Senior Sam Cheng said that they have to work together more in order to win matches.
“We have to know who to put where,” Cheng said. “In the past, if we had three tournament players, we would just put them one, two and three because they would have a good shot of winning.”
Sophomore Rohan Srivastava said that they also have more flexibility this year.
“We can kind of put any player in any position and still feel confident in our ability to get a victory,” Srivastava said.
This year is different than previous years because they did not have as many players who compete in tournaments outside of school, Cheng said.
The team’s depth was seen in how they won their second match against Berkeley High after losing in their first encounter. That win, which Landes considers one of the highlights of the season, put them in a tie with Berkeley for the league championships.
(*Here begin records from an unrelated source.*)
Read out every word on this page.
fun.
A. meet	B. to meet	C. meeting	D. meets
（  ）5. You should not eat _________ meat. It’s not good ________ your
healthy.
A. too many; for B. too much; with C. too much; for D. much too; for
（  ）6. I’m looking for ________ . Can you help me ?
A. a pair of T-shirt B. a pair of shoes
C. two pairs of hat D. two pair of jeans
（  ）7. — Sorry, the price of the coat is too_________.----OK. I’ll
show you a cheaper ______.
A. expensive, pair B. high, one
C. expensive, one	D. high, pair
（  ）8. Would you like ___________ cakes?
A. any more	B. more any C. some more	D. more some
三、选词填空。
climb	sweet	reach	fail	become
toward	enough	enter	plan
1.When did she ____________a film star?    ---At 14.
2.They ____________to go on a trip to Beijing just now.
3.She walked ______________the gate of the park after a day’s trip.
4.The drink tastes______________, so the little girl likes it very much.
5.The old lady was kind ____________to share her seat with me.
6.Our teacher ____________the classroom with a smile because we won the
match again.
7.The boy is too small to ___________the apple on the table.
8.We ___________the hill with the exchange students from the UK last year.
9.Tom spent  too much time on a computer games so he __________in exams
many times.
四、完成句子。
“I was particularly proud of Ricky Peters who lost it to the same guy a month earlier and beat him the second time because of mental maturity,” Landes said. “He didn’t lose his cool the second time like he did the first time and he played very smart.”
Since he was a freshman, and even more so this year, the tennis team has an environment in which underclassmen connect with upperclassmen, Cheng said.
“No individual person is the hero or the workhorse of the team,” Cheng said. “I think the thing that is most important is that it’s a way to bridge gaps [between grades].”
Srivastava, the number one singles player for Varsity, also appreciates the team dynamic.
“Everyone’s really supportive, and practices are really laid-back and relaxed, which is nice,” Srivastava said. “It gives us an opportunity to practice in a stress-free environment and improve all of our games.”
With seven seniors graduating, the team has a road of rebuilding ahead of them.
“It’ll be interesting to see how that goes and certainly fun to welcome lots of new people onto the team next year,” Srivastava said.